Old Zeb Griscom gets sick and tired listening to Mrs. Griscom after many years, and so he tells a few of his old friends that he is going out into the Greenhorn Mountains to live in a cave and have a good time the rest of his life.

Of course many wish to go with him, but Zeb shows them how it will look too suspicious if they all start off at once. So they figure out they can go searching for each other in bunches until they are all together in the cave, and living happy.

The scheme works out great until my grandmaw gets to worrying about my grandpap, which of course is something they do not figure possible. And it seems my grandmaw knows enough about Indian fighting to know that Indian fighters do not need as much liquor to do their fighting on as my grandpap and his searching party takes with them, and she judges that some dirty work is going on somewhere.

She is pretty sure of it when Jake Warburton starts picking out only old guys, and while she does not wish to spoil anybody’s fun she decides that it goes far enough. So she starts searching herself, and the first thing she does when she hits the mountains is to find herself a Mexican who lives in those parts, and who naturally knows what is going on.

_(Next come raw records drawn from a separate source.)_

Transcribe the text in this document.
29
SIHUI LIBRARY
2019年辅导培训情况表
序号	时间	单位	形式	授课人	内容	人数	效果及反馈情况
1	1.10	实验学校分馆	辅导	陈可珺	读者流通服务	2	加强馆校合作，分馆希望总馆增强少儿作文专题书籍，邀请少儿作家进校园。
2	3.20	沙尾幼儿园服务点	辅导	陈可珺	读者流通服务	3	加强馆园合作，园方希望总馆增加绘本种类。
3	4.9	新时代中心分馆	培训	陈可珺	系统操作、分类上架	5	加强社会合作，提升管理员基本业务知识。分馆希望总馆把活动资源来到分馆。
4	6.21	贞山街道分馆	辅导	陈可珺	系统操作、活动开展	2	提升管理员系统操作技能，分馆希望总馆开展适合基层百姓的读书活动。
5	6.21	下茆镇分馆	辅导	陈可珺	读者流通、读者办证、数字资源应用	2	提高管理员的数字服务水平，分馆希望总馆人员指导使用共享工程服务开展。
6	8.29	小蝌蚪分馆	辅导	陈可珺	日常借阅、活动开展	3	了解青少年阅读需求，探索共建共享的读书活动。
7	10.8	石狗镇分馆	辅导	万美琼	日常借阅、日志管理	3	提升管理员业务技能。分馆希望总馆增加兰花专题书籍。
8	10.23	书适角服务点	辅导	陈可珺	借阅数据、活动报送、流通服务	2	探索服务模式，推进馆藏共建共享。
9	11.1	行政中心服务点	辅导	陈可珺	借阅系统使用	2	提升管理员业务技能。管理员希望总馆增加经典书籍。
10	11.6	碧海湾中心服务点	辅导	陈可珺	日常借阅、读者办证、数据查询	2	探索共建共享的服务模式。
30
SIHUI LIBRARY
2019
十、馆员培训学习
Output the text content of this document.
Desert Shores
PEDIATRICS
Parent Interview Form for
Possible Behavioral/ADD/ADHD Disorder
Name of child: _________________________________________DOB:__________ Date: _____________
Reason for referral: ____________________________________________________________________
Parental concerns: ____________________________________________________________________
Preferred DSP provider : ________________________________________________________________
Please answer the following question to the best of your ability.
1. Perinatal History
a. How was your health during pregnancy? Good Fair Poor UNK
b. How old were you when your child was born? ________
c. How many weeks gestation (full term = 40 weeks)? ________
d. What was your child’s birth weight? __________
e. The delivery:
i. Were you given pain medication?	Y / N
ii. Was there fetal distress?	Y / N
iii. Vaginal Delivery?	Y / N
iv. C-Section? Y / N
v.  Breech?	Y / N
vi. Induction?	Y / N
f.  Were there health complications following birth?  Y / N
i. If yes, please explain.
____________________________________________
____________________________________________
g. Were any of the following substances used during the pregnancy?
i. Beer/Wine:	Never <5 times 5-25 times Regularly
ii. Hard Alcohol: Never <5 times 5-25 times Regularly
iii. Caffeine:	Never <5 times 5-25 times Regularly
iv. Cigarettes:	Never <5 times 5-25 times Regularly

This Mexican leads my grandmaw to the cave, and she busts right into as jolly a party as anybody will wish to find with Mr. Hathaway, the banker, doing some cooking over a big fire, and my grandpap dealing out drinks, and everybody laying around looking very happy indeed, until they see my grandmaw.

Well, that is all there is to the great disappearance, except that old Jake Warburton is missing for several days after the lost ones return and it comes out that he is in the Greenhorn Mountains looking for the Mexican who guides my grandmaw. It seems that old Jake is so sore over losing out on the party that he wishes to cut the Mexican’s ears off and keep them for souvenirs, but the Mexican outruns him through the Hardscrabble Canyon, and old Jake comes back to town to spend the rest of his life listening to the stories of the others about the good time they have, and feeling sore at the Mexican.